Kelvin Lee, KU Leuven

This talk explores the idea of landscape as a foundation for a Czech Formenlehre via a tour through the first movement of Zdeněk Fibich’s First Symphony. It considers the peculiar formal behaviour in the work as an expression of the Czech landscape, and from there, develops novel concepts to account for such a topography drawing on the recent advances in Formenlehre, topic theory and neo-Riemannian theory. The use of landscape as an underlying formal principle in turn points to a desire to recover a lost golden past, in which, I posit, lies the essence of Czechness.

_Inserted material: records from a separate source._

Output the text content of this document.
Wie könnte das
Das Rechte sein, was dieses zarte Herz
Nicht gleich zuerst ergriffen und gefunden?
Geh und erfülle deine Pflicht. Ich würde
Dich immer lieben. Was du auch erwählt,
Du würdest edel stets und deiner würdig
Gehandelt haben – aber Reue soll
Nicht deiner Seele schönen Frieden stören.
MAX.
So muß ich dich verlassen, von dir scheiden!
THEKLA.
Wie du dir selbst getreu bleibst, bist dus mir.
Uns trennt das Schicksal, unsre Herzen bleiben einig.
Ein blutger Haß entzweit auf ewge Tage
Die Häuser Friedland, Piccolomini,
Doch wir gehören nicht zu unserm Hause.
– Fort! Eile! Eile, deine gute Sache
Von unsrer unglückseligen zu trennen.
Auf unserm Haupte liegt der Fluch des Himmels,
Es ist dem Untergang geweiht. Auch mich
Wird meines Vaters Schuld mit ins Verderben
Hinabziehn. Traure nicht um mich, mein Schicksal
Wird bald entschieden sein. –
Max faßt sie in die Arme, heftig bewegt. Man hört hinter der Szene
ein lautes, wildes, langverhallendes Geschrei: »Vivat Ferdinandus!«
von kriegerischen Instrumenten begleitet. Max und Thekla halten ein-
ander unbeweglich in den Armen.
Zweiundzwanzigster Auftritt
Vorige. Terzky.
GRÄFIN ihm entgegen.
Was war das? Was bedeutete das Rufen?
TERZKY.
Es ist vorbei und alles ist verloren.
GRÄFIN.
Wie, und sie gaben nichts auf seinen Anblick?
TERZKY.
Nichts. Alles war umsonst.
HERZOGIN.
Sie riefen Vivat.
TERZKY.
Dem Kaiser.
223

Sarah Moynihan, University of Manchester 

Jean Sibelius’s early compositional output occured against the backdrop of an intensified cultural interest in forging national unity by promoting the Finnish language, its folksongs (Runolaulu) and mythology. This presentation focuses analytically on Sibelius’ Op. 17 songs (1891 – 1904), as case studies to reconsider the intersection of his fin de siècle formal approaches and the historical circumstances that informed them to move towards a formal theory of musical identity and text setting in Sibelius’s Seven Songs, Op. 17, during Finland’s national awakening.

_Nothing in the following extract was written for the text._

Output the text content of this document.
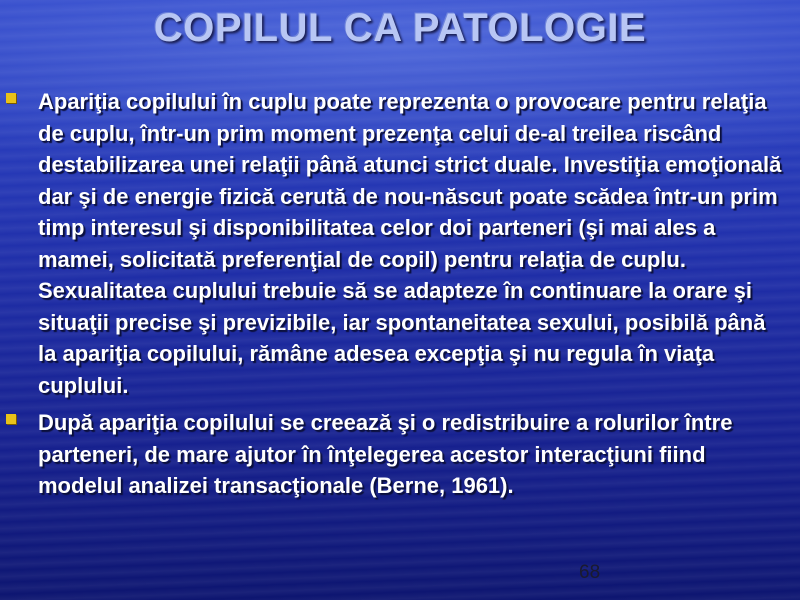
COPILUL CA PATOLOGIE
Apariţia copilului în cuplu poate reprezenta o provocare pentru relaţia de cuplu, într-un prim moment prezenţa celui de-al treilea riscând destabilizarea unei relaţii până atunci strict duale. Investiţia emoţională dar şi de energie fizică cerută de nou-născut poate scădea într-un prim timp interesul şi disponibilitatea celor doi parteneri (şi mai ales a mamei, solicitată preferenţial de copil) pentru relaţia de cuplu. Sexualitatea cuplului trebuie să se adapteze în continuare la orare şi situaţii precise şi previzibile, iar spontaneitatea sexului, posibilă până la apariţia copilului, rămâne adesea excepţia şi nu regula în viaţa cuplului.
După apariţia copilului se creează şi o redistribuire a rolurilor între parteneri, de mare ajutor în înţelegerea acestor interacţiuni fiind modelul analizei transacţionale (Berne, 1961).
68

Christopher Tarrant, Newcastle University 

This talk explores the tension between the genre of the tone poem and its close association with romanticism, Carl Nielsen’s contested status as a modernist, and the ability of the New Formenlehre to enhance our understanding of music which seems to resist formal taxonomy. Nielsen uses the dreams of Gunnar of Hlíðarendi, drawn from the Icelandic text Njál’s Saga, as the stimulus for his tone poem Saga-Drøm (1908). The result is a work which sits awkwardly with a straightforward understanding of the symphonic poem and disrupts the conventional experience of musical temporality.